Si L'ombre de l'oiseau-lyre se révèle fort agréable à lire, le fond du propos demeure souvent assez peu intelligible. De fait, les réflexions de l'auteur sont métaphorisées à tel point que l'on n'en saisit plus réellement l'essence. Ainsi, de nombreux éléments, qui ne servent aucunement l'intrigue et semblent n'avoir qu'une portée symbolique assez peu compréhensible, laissent le lecteur sur sa faim. Du reste, le style de l'auteur, très imagé et alambiqué, nécessite quelques chapitres d'acclimatation avant de se sentir réellement à l'aise.
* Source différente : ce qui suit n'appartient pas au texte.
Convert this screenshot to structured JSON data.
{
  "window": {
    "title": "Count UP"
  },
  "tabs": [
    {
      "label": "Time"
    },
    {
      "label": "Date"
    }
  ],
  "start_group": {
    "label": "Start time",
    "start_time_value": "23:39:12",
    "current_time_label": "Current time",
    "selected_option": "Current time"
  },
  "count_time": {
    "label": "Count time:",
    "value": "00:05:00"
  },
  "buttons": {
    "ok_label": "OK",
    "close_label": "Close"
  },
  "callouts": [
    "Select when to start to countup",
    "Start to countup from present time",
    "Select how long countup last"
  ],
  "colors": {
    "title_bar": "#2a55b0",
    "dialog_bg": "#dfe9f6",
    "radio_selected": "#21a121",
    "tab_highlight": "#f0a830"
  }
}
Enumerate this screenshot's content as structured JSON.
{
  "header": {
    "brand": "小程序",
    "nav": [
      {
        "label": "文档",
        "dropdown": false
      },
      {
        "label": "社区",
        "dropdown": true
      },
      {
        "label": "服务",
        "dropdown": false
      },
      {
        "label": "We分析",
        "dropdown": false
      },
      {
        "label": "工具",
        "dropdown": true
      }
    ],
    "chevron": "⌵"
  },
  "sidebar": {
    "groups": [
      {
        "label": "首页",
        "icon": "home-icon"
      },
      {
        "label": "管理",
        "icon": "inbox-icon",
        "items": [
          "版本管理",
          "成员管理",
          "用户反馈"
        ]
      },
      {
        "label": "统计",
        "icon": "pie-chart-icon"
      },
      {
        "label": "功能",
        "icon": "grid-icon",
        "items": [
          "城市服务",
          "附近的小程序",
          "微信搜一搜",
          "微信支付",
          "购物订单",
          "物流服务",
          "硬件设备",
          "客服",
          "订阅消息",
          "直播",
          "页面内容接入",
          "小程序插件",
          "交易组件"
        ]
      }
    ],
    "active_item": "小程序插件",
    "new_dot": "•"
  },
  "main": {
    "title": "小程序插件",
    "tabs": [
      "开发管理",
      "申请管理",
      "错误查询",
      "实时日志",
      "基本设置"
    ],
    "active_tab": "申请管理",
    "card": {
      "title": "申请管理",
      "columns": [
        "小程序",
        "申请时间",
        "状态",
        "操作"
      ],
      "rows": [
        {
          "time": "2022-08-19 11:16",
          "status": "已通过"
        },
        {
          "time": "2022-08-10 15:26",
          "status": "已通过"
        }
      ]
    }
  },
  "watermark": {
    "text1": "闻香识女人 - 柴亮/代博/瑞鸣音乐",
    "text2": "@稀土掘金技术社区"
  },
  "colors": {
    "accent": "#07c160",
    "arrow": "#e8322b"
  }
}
Doté d'une intertextualité foisonnante et jubilatoire, L'ombre de l'oiseau-lyre fait partie de ces romans aux multiples niveaux de lecture : si l'on se passionnera immédiatement pour l'histoire rocambolesque du sympathique Adénar, il faudra une toute autre volonté (et quelques relectures attentives) pour saisir tous les détails et la profondeur du récit. Néanmoins, on ne pourra que saluer une écriture soignée et élégante (à l'image de la très agréable et lisible édition du Diable Vauvert) ainsi qu'une imagination fertile qui ne manquera pas de transporter le lecteur dans le monde merveilleux du prince Adénar.